Довечается Волх у сторожей: где живет Кощей.
– Не ведаем, дедушка, – отвечают ему. – Нет в городе сего имени. А есть у нас Кый, зять владыки, размирник,[184] недоброе сердце, черная душа! Живет он на холме, в своих тесовых палатах; поди постучись у ворот его, коли нужно тебе недоброе слово, а милостыню подаст разве только жена его Лыбедь. Если б не она, горе бы целому городу!
– Его-то мне и нужно, – сказал Волх, поблагодарил сторожа и отправился на высокий холм, где стояли резные палаты Кыя.
Кый уже покоится в ложнице, но сон его чуток. Кто-то стучится в косящатые ворота. Кый вскакивает, прислушивается.
– Пусти, добрый человек, на ночь! – слышит он и проклинает сторожа.
Просьба повторяется.
Кый выходит сам, бранит сторожей, что позволяют бродягам стучать в его ворота.
Сторожа не слышали ничьего голоса.
Кый возвращается, ложится, но едва только сдавил он собою пуховую постель, кто-то постучался в красное окно, тот же голос повторяет: «Пусти, добрый человек, на ночь!»
Сердится Кый, проклинает сторожей, выходит на двор – никого нет.
«Это сон», – думает он, осматривает, заперты ли ворота, возвращается, припирает сени, двери и ложится.
Кто-то стучит в сенях: «Пусти, добрый человек, на ночь!»
Кый вздрагивает, встает, идет в сени – сени заперты, в сенях никого нет.
«Это сон!» – думает он, возвращается в ложницу; беспокойство волнует его; но все тихо, глаза его слипаются, и едва только мысли свернулись шаром и прокатились в темную глубь, а память канула на дно…

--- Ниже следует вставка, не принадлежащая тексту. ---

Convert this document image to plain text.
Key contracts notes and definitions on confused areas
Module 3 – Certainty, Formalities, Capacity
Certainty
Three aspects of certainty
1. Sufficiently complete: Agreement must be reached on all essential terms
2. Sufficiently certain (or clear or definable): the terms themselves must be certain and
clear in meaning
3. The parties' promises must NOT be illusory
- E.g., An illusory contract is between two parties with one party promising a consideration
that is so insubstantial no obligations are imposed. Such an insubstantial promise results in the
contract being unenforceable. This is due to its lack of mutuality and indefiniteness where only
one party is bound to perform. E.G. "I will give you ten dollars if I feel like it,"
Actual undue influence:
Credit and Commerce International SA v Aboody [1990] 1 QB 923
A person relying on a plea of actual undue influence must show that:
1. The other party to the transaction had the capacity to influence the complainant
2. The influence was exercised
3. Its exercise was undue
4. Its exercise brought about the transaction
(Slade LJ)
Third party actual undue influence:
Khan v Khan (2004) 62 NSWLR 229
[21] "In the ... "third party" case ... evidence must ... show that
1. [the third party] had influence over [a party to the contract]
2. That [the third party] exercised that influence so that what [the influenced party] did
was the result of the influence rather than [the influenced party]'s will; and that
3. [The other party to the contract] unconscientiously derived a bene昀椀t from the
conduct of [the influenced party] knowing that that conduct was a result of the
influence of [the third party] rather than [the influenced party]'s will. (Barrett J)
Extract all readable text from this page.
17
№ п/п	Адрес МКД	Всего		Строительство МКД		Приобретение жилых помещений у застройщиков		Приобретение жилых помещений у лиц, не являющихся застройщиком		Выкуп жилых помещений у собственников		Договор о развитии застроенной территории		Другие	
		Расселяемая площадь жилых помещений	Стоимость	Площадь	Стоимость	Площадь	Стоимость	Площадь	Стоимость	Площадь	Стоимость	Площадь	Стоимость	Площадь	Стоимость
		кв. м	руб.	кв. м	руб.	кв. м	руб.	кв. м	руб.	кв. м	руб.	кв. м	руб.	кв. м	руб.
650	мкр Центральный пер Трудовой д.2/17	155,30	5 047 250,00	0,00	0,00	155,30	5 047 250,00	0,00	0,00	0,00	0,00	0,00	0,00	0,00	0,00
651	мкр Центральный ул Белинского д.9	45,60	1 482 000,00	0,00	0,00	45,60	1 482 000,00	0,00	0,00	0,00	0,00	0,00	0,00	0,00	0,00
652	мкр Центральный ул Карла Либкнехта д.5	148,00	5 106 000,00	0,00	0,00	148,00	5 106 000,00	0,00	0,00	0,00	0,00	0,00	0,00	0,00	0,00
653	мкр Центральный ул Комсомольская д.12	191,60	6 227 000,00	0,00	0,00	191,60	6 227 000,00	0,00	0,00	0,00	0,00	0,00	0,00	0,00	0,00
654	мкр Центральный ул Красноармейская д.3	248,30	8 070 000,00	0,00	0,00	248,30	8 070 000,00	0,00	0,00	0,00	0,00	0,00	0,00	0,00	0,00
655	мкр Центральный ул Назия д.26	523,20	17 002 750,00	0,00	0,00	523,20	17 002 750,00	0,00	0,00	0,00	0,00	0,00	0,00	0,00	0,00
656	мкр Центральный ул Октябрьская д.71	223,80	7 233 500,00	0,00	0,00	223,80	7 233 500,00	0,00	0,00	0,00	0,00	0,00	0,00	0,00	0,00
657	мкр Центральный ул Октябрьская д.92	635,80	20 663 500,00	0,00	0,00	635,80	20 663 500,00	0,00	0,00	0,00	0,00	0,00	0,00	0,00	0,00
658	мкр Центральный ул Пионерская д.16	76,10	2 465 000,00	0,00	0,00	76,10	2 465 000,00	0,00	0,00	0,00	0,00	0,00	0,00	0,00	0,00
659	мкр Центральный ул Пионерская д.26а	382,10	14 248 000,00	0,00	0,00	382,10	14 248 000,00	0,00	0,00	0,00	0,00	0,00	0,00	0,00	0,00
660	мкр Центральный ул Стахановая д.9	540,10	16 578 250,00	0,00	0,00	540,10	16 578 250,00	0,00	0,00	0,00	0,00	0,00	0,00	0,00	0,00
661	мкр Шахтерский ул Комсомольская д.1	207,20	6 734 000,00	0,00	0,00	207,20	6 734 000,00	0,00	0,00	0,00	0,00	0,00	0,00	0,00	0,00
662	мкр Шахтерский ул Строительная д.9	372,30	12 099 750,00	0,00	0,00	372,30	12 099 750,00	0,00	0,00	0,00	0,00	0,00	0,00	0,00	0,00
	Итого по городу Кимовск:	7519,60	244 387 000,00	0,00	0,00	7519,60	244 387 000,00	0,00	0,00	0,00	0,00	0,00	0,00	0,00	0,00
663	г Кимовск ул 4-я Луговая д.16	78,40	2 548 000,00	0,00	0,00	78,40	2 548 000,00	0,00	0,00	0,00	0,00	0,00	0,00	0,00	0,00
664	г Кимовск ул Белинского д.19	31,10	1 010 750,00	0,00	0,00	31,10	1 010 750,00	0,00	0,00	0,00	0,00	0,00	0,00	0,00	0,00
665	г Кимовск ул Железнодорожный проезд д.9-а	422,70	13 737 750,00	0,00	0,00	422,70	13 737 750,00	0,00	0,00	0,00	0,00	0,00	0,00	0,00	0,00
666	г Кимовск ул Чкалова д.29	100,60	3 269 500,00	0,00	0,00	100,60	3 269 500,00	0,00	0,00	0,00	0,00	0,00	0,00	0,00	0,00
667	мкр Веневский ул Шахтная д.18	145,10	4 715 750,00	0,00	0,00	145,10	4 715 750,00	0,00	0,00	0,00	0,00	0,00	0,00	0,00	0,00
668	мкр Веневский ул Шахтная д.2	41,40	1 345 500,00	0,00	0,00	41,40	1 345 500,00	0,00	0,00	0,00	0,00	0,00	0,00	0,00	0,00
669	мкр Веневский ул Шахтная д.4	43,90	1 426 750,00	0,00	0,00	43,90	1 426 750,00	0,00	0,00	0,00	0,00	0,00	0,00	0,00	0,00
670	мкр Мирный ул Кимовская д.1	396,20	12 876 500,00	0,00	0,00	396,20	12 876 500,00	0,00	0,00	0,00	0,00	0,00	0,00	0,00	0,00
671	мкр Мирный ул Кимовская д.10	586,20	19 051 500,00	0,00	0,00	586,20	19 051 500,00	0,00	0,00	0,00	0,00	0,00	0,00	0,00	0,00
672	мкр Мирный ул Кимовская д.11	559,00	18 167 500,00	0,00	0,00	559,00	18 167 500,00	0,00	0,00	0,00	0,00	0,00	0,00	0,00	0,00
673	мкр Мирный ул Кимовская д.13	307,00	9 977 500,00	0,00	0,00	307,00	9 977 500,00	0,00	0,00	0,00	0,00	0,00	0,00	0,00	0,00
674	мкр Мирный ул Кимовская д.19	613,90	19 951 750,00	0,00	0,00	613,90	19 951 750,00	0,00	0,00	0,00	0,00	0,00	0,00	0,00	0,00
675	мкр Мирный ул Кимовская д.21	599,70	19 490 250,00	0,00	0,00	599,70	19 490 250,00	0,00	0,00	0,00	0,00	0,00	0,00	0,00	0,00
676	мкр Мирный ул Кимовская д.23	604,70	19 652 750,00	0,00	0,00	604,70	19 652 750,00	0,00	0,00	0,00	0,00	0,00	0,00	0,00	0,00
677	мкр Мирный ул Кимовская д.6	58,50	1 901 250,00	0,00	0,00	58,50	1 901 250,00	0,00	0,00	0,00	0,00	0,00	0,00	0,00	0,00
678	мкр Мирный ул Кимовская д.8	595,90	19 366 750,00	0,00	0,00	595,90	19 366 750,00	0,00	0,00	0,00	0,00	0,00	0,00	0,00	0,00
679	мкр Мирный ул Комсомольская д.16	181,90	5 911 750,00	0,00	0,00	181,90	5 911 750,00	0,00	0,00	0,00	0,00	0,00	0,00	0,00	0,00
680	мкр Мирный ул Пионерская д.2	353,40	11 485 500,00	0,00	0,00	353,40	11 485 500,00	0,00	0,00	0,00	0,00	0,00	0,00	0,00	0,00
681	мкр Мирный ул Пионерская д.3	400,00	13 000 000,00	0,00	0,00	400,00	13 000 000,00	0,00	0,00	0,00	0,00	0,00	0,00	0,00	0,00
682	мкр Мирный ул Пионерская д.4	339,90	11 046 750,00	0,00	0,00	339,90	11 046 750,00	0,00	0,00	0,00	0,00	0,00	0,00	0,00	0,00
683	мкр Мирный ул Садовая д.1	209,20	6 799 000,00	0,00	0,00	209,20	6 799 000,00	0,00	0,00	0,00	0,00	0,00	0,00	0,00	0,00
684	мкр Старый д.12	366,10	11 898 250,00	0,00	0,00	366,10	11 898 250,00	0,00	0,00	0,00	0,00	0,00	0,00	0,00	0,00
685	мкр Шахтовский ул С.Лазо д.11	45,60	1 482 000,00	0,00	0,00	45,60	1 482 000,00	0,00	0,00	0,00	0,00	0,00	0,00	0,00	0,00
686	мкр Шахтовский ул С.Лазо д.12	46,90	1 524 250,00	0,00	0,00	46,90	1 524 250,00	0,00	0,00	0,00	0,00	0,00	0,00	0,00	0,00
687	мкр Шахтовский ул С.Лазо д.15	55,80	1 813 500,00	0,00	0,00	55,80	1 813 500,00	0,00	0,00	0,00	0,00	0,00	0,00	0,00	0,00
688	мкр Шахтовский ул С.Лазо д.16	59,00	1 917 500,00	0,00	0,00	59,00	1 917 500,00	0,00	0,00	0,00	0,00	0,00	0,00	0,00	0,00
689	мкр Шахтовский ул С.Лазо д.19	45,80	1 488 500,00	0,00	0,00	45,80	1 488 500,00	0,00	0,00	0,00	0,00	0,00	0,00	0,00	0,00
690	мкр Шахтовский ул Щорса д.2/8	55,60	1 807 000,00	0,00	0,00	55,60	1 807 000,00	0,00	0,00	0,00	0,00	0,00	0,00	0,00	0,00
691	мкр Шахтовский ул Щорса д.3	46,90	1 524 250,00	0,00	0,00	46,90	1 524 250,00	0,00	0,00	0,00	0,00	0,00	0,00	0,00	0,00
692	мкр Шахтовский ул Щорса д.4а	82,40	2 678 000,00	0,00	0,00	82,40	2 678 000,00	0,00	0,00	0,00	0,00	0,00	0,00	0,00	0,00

– Пусти, добрый человек, на ночь! – раздается над его ухом. Со страхом вскакивает он, слышит в доме шум, беготню.
– Что такое? – спрашивает он заботливую жену свою.
– Гость! – отвечает она запыхавшись. – Что есть в печи, все выложила ему, не принимает нашего, говорит: свое есть! а у самого и кошеля нищенского нет! Проси сам!
– Какой проклятый Татарин зашел ко мне незваный! – вскричал Кый и бросился к светлице; слышит знакомый громкий голос; страх останавливает его в дверях; сквозь щель видит он, что горница освещена как будто пожаром; слышит слова:
– Отколе?
– От поморья, – отвечает чей-то голос. – Неведомые прислали к тебе посоветоваться, что делать с душою Аттилы, когда наступит ей выход из тела. По уму и разуму он прав; хотел покорить землю и небо и для того возвеличился бичом и молотом божиим; но люди не поверили ему, и тьмы отшедших душ вопиют на него за безвременную смерть.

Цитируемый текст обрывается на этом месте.